# Webhooks
Polar sends webhook events to your application when things happen in your
account — checkouts are completed, subscriptions renew, orders are paid, etc.
This guide covers receiving, verifying, and handling those events.
## How It Works
Polar uses the [Standard Webhooks](https://github.com/standard-webhooks/standard-webhooks)
specification. Each webhook request includes three HTTP headers:
| Header | Description |
|--------|-------------|
| `webhook-id` | Unique message identifier (for deduplication) |
| `webhook-timestamp` | Unix epoch seconds when the event was sent |
| `webhook-signature` | HMAC-SHA256 signature (`v1,<base64>`) |
The signature is computed over `"{webhook-id}.{webhook-timestamp}.{body}"` using
your webhook secret as the HMAC key.
## WebhookPlug
`PolarExpress.WebhookPlug` handles the full lifecycle — reading the raw body,
verifying the signature, deserializing the event, and assigning it to
`conn.assigns.polar_express_event`.
### Setup
First, configure your webhook secret (see [Getting Started](getting-started.md)):
```elixir
# config/runtime.exs
config :polar_express,
webhook_secret: System.fetch_env!("POLAR_WEBHOOK_SECRET")
```
Then add the plug to your endpoint **before** `Plug.Parsers` (which consumes
the raw body):
```elixir
# lib/my_app_web/endpoint.ex
plug PolarExpress.WebhookPlug,
path: "/webhook/polar"
# This must come AFTER WebhookPlug
plug Plug.Parsers,
parsers: [:urlencoded, :multipart, :json],
json_decoder: JSON
```
The secret is read automatically from `config :polar_express, :webhook_secret`.

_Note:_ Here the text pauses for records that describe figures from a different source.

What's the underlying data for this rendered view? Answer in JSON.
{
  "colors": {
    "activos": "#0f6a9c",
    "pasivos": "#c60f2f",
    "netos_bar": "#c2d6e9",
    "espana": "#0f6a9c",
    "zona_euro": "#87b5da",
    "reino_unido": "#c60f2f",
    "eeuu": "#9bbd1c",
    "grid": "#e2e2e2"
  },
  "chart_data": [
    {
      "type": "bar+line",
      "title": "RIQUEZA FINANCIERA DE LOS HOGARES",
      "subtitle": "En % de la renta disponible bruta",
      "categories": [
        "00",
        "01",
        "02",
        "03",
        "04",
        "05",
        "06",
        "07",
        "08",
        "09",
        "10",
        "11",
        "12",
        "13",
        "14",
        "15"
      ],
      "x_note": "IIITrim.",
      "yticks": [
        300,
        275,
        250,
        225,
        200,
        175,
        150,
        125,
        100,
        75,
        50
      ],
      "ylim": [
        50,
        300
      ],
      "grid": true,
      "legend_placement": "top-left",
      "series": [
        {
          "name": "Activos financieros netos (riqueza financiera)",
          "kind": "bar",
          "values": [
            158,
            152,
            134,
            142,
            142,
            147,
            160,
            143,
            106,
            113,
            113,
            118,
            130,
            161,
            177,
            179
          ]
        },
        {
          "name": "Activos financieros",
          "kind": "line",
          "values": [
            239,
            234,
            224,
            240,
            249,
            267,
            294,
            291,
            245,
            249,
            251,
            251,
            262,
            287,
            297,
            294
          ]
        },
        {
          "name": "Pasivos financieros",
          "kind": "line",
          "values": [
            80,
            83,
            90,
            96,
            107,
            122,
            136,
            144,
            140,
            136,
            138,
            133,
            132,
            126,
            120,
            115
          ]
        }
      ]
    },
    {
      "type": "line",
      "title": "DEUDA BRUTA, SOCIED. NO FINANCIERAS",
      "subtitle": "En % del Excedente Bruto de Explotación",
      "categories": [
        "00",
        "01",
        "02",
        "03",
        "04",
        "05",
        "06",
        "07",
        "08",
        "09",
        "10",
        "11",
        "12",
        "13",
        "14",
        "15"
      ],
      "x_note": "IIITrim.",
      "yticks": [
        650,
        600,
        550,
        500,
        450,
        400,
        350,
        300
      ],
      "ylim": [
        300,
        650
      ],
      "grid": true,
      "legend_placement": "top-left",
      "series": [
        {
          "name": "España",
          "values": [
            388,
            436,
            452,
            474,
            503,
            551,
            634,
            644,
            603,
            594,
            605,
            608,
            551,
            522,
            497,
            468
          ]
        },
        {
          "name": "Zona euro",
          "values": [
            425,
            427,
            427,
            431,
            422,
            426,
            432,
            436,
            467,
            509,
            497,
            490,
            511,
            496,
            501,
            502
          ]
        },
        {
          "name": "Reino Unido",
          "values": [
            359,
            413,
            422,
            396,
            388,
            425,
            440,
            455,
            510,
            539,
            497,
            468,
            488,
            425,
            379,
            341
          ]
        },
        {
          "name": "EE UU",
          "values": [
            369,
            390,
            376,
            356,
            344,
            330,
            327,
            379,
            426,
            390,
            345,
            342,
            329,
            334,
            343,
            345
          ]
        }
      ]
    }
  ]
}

### Per-Plug Secret Override
If you have multiple webhook endpoints with different secrets, override
per-plug:
```elixir
plug PolarExpress.WebhookPlug,
secret: "whsec_other",
path: "/webhook/polar/org"
```
Or use an MFA tuple for runtime resolution:
```elixir
plug PolarExpress.WebhookPlug,
secret: {MyApp.Config, :polar_webhook_secret, []},
path: "/webhook/polar/org"
```
### Options
| Option | Type | Default | Description |
|--------|------|---------|-------------|
| `:secret` | `String.t()` or `{mod, fun, args}` | from config | Webhook signing secret |
| `:path` | `String.t()` | required | Request path to match |
| `:tolerance` | `integer()` | `300` | Maximum event age in seconds |
### Handling Events
On successful verification, the event is available at
`conn.assigns.polar_express_event`. Route to a controller or plug pipeline to
handle it:
```elixir
# lib/my_app_web/router.ex
scope "/webhook" do
post "/polar", MyAppWeb.PolarWebhookController, :handle
end
```
```elixir
# lib/my_app_web/controllers/polar_webhook_controller.ex
defmodule MyAppWeb.PolarWebhookController do
use MyAppWeb, :controller
def handle(conn, _params) do
event = conn.assigns.polar_express_event
case event.type do
"checkout.created" ->
process_checkout(event.data)
"order.paid" ->
fulfill_order(event.data)
"subscription.created" ->
handle_subscription(event.data)
_ ->
:ok
end
send_resp(conn, 200, "ok")
end
end
```
### Verification Failures
If the signature is invalid or the timestamp is stale, `WebhookPlug` responds
with `400 Bad Request` and halts the connection. Your downstream plugs and
controllers are never invoked.
## Manual Verification
If you need to verify webhooks outside of a Plug pipeline, use
`PolarExpress.Webhook.construct_event/4` directly:
```elixir
headers = %{
"webhook-id" => get_req_header(conn, "webhook-id") |> List.first(),
"webhook-timestamp" => get_req_header(conn, "webhook-timestamp") |> List.first(),
"webhook-signature" => get_req_header(conn, "webhook-signature") |> List.first()
}
case PolarExpress.Webhook.construct_event(raw_body, headers, "whsec_...") do
{:ok, event} -> handle_event(event)
{:error, error} -> send_resp(conn, 400, error.message)
end
```
## Typed Event Modules
Webhook events have dedicated modules with typed data structs:
```elixir
alias PolarExpress.Events.OrderCreated
# Each event module exposes the Polar event type string
OrderCreated.lookup_type()
#=> "order.created"
# Events have typed nested data structs
%OrderCreated{
data: %OrderCreated.Data{}
}
```
## Tips
- **Always return 200 quickly.** Process events asynchronously (e.g. via
`Task.Supervisor` or an Oban job) to avoid timeouts.
- **Handle duplicates.** Polar may send the same event more than once. Use
the `webhook-id` header as an idempotency key.
- **Use the webhook signing secret from the Polar Dashboard**, not your API
key. Each webhook endpoint has its own secret.